Of these power plants, about 2,178 MW are state-owned generating stations while private players have about 7,190 MW of operating capacity, either commissioned or under construction. These projects were built on the government promise that gas will be allocated to them, on a first-come-first-served basis, when they are ready for generation.
However, for these plants to function, they will need about 40 million metric standard cubic metre per day of gas assuming operating levels of 85% plant load factor. Analysts at Morgan Stanley say that while they expect the KG D6 volumes to rise to 30 mmscmd by FY17, the increased supplies will first be dedicated to increasing the PLF of existing plants rather than bring in the stranded assets.
PLFs of existing gas plants have been badly battered; from > 60% in FY10 and FY11, the PLFs have gone down to the mid-20s. This, the analysts say, has largely happened on the back of declining KG D6 gas volumes where gas production has fallen from 56 mmscmd in FY11 to 13 mmscmd currently.

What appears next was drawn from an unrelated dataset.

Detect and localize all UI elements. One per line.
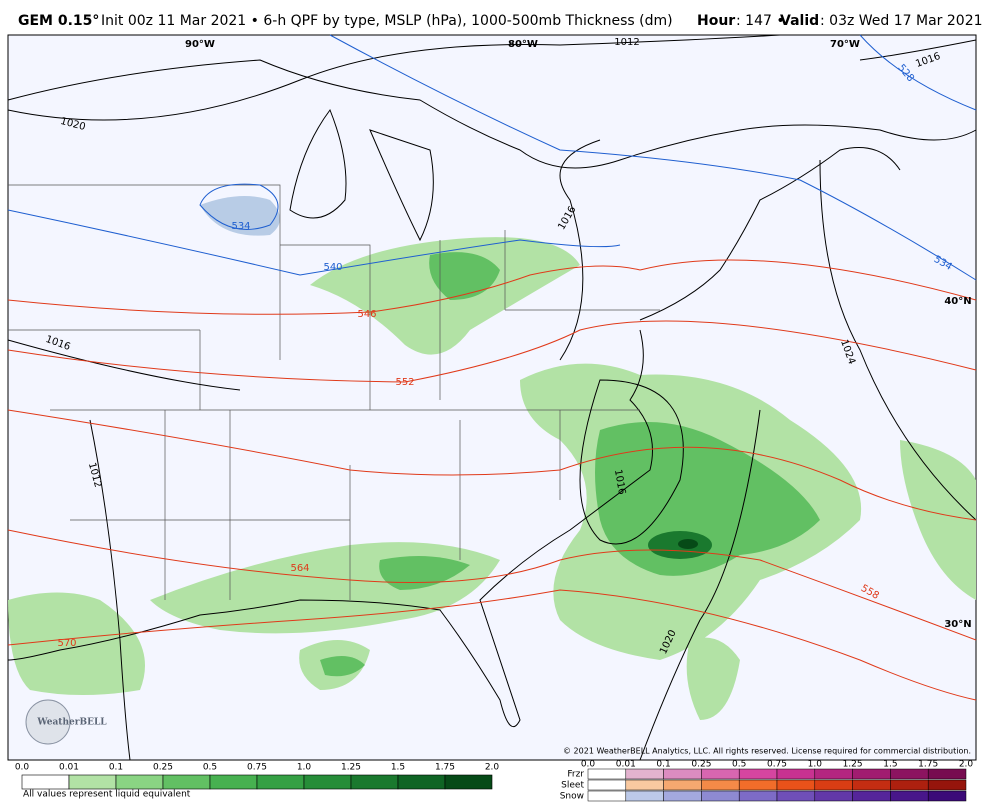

There are 1,086 MW of existing gas-based power plants operated by state-owned and private players such as ONGC Tripura Power and Neepco, which has prompted analysts to say that companies with stranded assets such as Lanco, Reliance Power and Torrent Power will remain under the cloud of lower gas supplies for a longer period.
As such, gas supply is skewed across the country, with some states getting more gas and some, pretty less. States which have a gas source or a pipeline infrastructurelike Gujarat, Maharashtra, UP, Andhra Pradeshhave gained from higher availability of gas whereas states such as Punjab, Haryana, Jharkhand, Uttarakhand, Karnataka, Kerala, Bihar, Chhattishgarh, have not been able to utilise the benefits of gas due to lower gas availability and inadequate pipeline infrastructure. Of the stranded projects, about 900 MW are in the states which do not have ready access to the natural resource.
The shortage in natural gas supply has hampered the capacity addition and performance of the existing plants. Allocation of domestic gas to the power sector will remain constrained due to competing demand pressures from the fertiliser and petrochemical sectors, says a 2013 report by the Petroleum and Natural Gas Regulatory Board.
While supply is limited, demand is only growing. The PNGRB report says natural gas demand is set to grow significantly at a CAGR of 6.8% from 242.6 mmscmd in 2012-13 to 746 mmscmd in 2029-30. Gas-based power projects will account for 36% to 47% of this demand.
The supply of natural gas is likely to increase in the future with the help of increase in domestic gas production and imported LNG, the board said. It had shrugged off the possibility of exploring natural gas opportunities through non-conventional sources such as shale gas due to lack of data on possible opportunities, regulatory policy and inadequate domestic infrastructure.
The ministry of petroleum and natural gas expects supply of natural gas to grow at a CAGR of 7.2% between 2012 and 2030, reaching 400 mmscmd by 2021-22 and 474 mmscmd by 2029-30. Still, the demand-supply gap would be about 272 mmscmd by 2029-30.
As project gets stranded for want of gas, Morgan Stanley analysts suggest blending RLNG could be a possible solution, however, its high cost is a key deterrent. While domestic gas supplies were priced at $4.2 per million metric British thermal units, landed RLNG is available at $15/mmbtu (spot prices can be even higher). If power plants were to blend domestic and RLNG in an equal proportion, power tariffs are likely to be in the range of R5-5.5/unit which is unpalatable for state electricity boards, they said.
With the demand for gas-based power generation highly price-sensitive, the PNGRB had said that the power sectors ability to absorb higher priced
RLNG will likely need assistance from power sector reforms. But the reforms, happening in fits and starts, is off little help to the stranded projects.